Agricultores de estados como Bahia, Sergipe e São Paulo enfrentam um paradoxo nesta safra: produção em alta, mas preços em queda livre. O excesso de oferta e a incapacidade da indústria de processar toda a fruta estão levando produtores a amargar prejuízos – e até a descartar laranjas nos pomares e nos caminhões.
Produção recorde em Sergipe e São Paulo
Em Sergipe, produtores relatam uma das melhores safras já registradas. A expectativa é colher até 900 toneladas por pomar até outubro. No ano passado, o estado colheu mais de 380 mil toneladas e, em 2025, a projeção é superar 420 mil toneladas, segundo especialistas.
Em São Paulo, maior polo citrícola do país, a safra também é farta, apesar de problemas recentes com o greening, principal doença da laranja, que reduziu a produção em 25% em 2024. No interior paulista, uma fazenda com 600 mil árvores prevê colher entre 700 e 800 toneladas nesta temporada, segundo relato ao portal G1.
Gargalo na indústria e perdas crescentes
A abundância de frutas contrasta com a falta de capacidade industrial para processar toda a produção. Caminhões chegam a esperar quatro dias nas filas das fábricas, o que acelera o apodrecimento da fruta.

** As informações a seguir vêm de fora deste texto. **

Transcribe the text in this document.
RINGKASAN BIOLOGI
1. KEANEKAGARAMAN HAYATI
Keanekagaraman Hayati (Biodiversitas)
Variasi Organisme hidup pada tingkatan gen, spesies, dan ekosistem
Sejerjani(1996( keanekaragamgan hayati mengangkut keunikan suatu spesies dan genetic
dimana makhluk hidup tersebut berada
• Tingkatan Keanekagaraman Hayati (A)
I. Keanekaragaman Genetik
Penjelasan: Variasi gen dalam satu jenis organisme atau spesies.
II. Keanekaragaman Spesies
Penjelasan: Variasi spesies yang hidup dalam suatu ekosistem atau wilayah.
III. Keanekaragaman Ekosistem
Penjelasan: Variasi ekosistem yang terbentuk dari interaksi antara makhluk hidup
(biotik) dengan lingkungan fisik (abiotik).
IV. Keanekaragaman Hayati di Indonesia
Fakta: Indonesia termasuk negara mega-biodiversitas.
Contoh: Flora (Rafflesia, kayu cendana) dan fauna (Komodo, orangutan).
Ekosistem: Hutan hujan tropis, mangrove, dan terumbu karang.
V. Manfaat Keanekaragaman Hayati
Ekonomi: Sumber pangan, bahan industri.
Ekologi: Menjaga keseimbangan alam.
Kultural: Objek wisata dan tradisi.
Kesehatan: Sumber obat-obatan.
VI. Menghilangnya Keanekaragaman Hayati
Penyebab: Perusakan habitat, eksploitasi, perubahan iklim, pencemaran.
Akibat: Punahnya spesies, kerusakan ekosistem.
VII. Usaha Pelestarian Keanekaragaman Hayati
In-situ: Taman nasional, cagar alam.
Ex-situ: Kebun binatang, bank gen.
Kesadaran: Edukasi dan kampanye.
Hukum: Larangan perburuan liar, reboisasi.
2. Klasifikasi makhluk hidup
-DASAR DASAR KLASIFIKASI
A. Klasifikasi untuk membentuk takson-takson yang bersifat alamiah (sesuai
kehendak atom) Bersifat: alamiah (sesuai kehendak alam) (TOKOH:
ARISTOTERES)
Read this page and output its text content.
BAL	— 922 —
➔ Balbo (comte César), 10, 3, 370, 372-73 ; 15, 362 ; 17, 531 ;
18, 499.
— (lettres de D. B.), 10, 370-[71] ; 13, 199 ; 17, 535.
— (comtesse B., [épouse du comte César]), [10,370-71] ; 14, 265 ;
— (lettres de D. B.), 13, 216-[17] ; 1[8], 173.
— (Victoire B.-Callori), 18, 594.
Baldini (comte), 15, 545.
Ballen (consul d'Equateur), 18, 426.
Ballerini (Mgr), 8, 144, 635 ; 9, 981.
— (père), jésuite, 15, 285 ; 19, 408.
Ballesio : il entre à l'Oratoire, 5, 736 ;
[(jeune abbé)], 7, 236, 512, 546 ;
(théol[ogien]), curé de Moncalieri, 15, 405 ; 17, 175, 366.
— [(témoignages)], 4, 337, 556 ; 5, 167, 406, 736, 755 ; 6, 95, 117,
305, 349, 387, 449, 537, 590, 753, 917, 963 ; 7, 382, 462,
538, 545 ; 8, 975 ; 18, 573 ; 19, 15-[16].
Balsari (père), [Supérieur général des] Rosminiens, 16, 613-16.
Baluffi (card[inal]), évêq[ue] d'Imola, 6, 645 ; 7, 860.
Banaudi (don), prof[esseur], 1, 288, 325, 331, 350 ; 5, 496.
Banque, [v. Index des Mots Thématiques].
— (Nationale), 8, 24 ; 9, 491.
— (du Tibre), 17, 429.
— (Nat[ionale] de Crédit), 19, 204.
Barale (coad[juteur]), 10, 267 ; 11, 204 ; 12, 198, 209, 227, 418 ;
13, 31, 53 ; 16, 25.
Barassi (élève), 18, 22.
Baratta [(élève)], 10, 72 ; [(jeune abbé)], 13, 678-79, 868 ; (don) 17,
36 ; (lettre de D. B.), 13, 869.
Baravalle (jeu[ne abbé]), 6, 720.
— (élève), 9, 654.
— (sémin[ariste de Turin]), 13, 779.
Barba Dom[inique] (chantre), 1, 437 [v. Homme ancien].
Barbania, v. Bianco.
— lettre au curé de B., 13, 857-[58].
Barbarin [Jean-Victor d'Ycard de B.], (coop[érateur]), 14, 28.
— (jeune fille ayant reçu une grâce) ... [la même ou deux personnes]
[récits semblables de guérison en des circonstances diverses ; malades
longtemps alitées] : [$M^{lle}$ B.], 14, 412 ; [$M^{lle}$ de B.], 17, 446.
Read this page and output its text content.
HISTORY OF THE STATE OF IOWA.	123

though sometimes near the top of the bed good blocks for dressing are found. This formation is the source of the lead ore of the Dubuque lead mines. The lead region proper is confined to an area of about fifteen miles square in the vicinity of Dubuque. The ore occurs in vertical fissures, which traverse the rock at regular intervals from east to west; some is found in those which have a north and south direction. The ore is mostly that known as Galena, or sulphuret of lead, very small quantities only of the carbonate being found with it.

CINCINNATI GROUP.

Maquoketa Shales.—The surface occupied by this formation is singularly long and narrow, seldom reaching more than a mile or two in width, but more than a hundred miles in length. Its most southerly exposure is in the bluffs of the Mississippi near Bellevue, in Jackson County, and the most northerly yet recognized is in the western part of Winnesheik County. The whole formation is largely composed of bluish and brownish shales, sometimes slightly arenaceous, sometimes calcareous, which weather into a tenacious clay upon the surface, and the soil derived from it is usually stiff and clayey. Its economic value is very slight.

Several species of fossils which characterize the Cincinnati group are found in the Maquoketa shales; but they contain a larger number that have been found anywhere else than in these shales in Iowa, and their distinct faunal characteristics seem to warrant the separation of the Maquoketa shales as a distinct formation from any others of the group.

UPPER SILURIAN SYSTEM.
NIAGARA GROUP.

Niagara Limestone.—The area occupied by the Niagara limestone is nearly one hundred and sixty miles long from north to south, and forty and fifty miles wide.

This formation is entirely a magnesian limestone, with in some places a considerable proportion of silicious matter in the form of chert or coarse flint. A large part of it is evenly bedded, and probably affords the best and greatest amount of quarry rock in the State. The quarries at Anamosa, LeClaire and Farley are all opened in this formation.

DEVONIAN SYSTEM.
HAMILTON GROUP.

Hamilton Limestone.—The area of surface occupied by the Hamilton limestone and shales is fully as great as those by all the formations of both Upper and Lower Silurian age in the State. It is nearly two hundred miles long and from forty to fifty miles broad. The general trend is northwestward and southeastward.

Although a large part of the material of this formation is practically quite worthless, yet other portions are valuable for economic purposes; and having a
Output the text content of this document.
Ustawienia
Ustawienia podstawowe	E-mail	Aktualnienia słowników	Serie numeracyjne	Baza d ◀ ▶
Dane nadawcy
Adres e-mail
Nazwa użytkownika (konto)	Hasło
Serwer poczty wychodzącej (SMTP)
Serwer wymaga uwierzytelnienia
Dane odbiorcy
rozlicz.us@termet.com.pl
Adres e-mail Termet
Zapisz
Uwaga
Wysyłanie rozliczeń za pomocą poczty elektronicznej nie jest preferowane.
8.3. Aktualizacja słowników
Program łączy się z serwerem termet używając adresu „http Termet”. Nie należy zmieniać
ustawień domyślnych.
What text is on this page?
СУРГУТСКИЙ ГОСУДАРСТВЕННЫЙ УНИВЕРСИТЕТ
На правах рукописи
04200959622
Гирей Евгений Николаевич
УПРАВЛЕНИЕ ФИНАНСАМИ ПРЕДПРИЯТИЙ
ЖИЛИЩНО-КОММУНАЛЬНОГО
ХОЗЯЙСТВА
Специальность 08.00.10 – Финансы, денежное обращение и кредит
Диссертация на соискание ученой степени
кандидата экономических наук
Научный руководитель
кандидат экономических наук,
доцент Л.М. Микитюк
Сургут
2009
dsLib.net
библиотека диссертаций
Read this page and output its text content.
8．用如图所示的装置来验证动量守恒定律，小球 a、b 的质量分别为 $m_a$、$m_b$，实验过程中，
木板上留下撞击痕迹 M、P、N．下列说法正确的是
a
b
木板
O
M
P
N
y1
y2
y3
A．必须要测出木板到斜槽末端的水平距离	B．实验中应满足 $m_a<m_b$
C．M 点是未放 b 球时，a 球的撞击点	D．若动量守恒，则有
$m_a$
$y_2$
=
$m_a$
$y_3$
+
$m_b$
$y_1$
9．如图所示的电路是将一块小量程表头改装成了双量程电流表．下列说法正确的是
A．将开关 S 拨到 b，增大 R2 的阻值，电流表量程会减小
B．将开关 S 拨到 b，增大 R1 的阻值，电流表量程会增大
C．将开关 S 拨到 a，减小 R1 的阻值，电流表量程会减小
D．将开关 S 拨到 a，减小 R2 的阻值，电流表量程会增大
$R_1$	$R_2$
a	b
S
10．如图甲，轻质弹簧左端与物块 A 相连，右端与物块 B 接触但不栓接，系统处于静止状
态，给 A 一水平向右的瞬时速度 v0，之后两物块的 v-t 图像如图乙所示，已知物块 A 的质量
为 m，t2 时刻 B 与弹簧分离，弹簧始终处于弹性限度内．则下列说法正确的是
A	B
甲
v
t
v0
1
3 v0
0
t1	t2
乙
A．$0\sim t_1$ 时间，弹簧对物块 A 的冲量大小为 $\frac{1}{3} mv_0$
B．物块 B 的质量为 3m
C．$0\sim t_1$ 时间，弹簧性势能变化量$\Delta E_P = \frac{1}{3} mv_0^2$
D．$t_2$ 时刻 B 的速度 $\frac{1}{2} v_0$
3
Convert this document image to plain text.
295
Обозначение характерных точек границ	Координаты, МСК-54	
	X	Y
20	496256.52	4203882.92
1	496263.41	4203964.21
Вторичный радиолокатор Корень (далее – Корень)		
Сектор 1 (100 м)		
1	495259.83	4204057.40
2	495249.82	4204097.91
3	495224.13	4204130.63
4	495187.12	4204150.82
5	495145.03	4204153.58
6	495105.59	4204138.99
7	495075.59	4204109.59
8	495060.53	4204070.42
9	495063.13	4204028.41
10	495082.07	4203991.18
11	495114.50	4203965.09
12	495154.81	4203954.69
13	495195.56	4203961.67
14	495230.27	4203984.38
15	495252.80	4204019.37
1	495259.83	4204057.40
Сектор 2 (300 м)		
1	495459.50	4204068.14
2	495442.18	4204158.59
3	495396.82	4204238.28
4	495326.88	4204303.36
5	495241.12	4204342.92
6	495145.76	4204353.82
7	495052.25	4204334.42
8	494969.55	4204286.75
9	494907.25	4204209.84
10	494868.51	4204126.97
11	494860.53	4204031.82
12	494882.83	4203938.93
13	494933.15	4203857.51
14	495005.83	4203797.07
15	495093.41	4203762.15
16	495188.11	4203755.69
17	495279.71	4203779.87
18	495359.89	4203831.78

“Eu perdi uma carga de laranja, apodreceu em cima do carro, joguei no mato. Carreguei na sexta-feira e só descarreguei na terça”, contou o agricultor Josesandro dos Santos ao Globo Rural.
O empresário Raelmo de Melo, sócio da processadora Top Fruit, reconheceu o problema: “Tivemos uma paralisação e há uma fila de 200 caminhões na porta da fábrica. Precisamos resolver o quanto antes”, disse em nota ao Estadão.
Para o secretário da Agricultura de Sergipe, Zeca Ramos, a crise passa não apenas pelo excesso de fruta, mas também pela falta de escalonamento na colheita e pelas exigências de qualidade do mercado internacional, que dificultam o fluxo das exportações.
Preços em colapso
Além do gargalo logístico, o preço pago pela laranja despencou. Em 2024, a tonelada chegou a R$ 2.100. Este ano, não passa de R$ 600.
O custo de produção, somado ao frete, gira em torno de R$ 800 por tonelada – o que torna a colheita inviável para muitos agricultores. O resultado é a perda de cargas inteiras, abandonadas nos pomares ou em caminhões, com prejuízos crescentes.
Tarifaço de Trump e incertezas no setor
Segundo o Cepea/Esalq-USP, os contratos da safra 2025/26 seguem em ritmo lento, em parte devido às incertezas geradas pelo tarifaço dos EUA.
Embora o suco de laranja tenha ficado de fora da sobretaxa de 40%, subprodutos fundamentais da cadeia cítrica – como óleos essenciais e células cítricas (utilizadas na indústria de alimentos e cosméticos) – continuam sendo taxados em 50%.
Esse fator aumenta os custos e reduz a competitividade da laranja brasileira em mercados internacionais, ampliando a apreensão dos exportadores.
Menor volume, maior receita
O Brasil fechou a safra 2024/25 com o menor volume exportado de suco de laranja em quase 30 anos. No entanto, a receita foi recorde, alcançando US$ 3,48 bilhões, um crescimento de 28,4% em relação à safra anterior, de acordo com o Cepea.
Esse aparente contraste se explica pelo aumento dos preços internacionais, mas especialistas alertam: o futuro do setor permanece incerto diante das barreiras comerciais e da instabilidade política entre Brasil e Estados Unidos.
A modernização no campo, com maior investimento em adubação, controle de pragas e novas mudas, tornou os pomares mais produtivos. Porém, sem que a infraestrutura industrial acompanhasse esse ritmo, os agricultores enfrentam hoje um cenário de produção elevada, preços baixos e falta de escoamento.
Se por um lado a safra é considerada “histórica”, por outro, a situação evidencia a vulnerabilidade de um setor que depende não apenas do clima, mas também da capacidade de absorção industrial e da logística para garantir que a fruta chegue ao mercado antes de apodrecer.
Em resumo: o Brasil colhe uma das maiores safras de laranja dos últimos anos, mas enfrenta uma crise de escoamento e preços, deixando produtores com prejuízos e toneladas de fruta perdida no campo.